俳諧の発句と俳句との違いは何か
句郎 俳諧の発句と俳句とは、何が違うのかな。
華女 俳句は一人詠むものよ。俳諧の発句は何人かの仲間、座を同じくする者とともに詠むものなんじゃないの。
句郎 俳諧と言うのは仲間がいて、初めて成り立つ知的な遊びかな。
華女 俳句もまた仲間がいて初めて成り立つ遊びのようにも感じるわ。そうでしょ。句会があって俳句があるのよ。

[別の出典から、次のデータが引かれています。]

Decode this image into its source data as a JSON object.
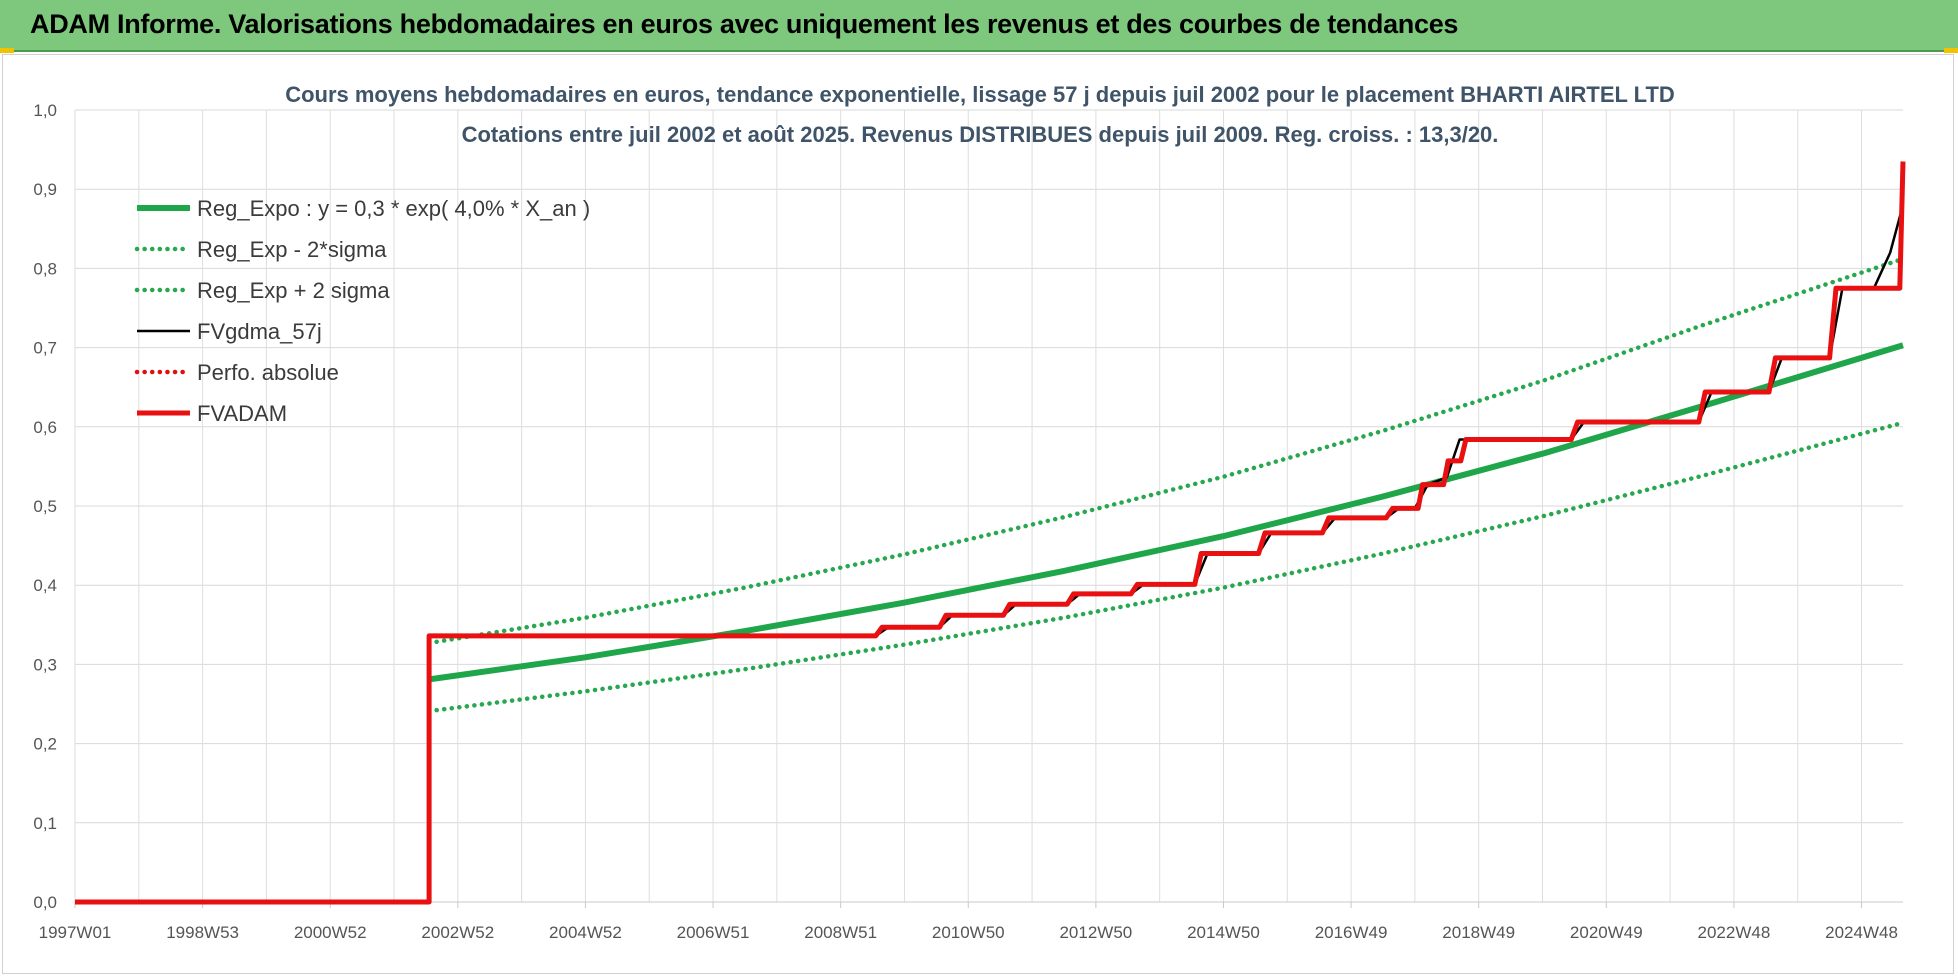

鑑賞してくれる仲間がいなければ俳句は成り立たないように思うわ。
句郎 俳諧の座というもの
と句会とは、違うよね。
華女 俳句は句会があって初めて成り立つということは、俳句という文芸は俳句作者は同時に俳句鑑賞者であるということよ。
句郎 俳句作者は同時に俳句読者であるということなのかな。
華女 そうなんじゃないのかしら。
句郎 俳諧と俳句とは共通するものがあると同時に違いもあるということなのかな。
華女 俳諧の場合は同人が同じ部屋で句を詠んでいくのでしょ。それぞれが懐紙を持ち、客人が発句
を詠むとその句を皆が書き留め次の亭主が詠む脇を書き留める。次の仲間が第三を詠む。このようにして懐紙の初折、表6句を詠み継ぎ、それぞれが書き留めていく。そのようなことをするのが俳諧よね。
句郎 だから俳諧の発句は座の仲間の句に大きな影響を与えることになる。
華女 その結果、俳諧の発句には制約ができてきたんでしょ。
句郎 そうなんじゃないのかな。文芸評論家、山本健吉が俳句の特徴として挙げているものが三つある。その一つが挨拶ということ、二つ目が即興であるということ、三つ目が諧謔だと述べている。この俳句の特徴とは、俳句の特徴ではなく、俳諧の発句の特徴なのではないかと思う。
華女 俳句は俳諧の発句を発展させたものだから色濃く発句の影響下にはあるけれども、俳句は俳諧の発句とは違うものだということなのね。
句郎 よく芭蕉の句は俳諧の発句だけれども正岡子規の句は俳句だと昔教わった。しかし、芭蕉の句の中にはすでに立派な俳句になっているものがあるように感じているんだ。例えば「五月雨を集めて早し最上川」。この句は俳諧の発句ではなく、俳句になっているように思う。
華女 「毎年よ、彼岸の入りの寒いのは」。この句は子規の人に知られた句の一つよね。この句には確かに挨拶性があるように感じるのよ。隣近所の奥さん同時の挨拶の言葉のように感じるわ。即興性もあると思うわ。冷ややかな笑いもあるように思うのよ。俳句には俳諧の発句の強い影響があるように思うわ。
句郎 亡き母の生前の口癖がそのまま句になった。ここには彼岸の入りの頃の季節感が表現されている。この季節の真実を表現した句になった。
華女 俳句は俳諧の発句の制約から解放され、自立した文芸にはなったが、強い俳諧の発句の影響下にあるということなのね。
侘助 芭蕉の最も有名な句の一つ「閑さや岩にしみいる蝉の声」、この句も芭蕉は俳諧の発句として詠んだものだと思うが、立派な自立した俳句になっている。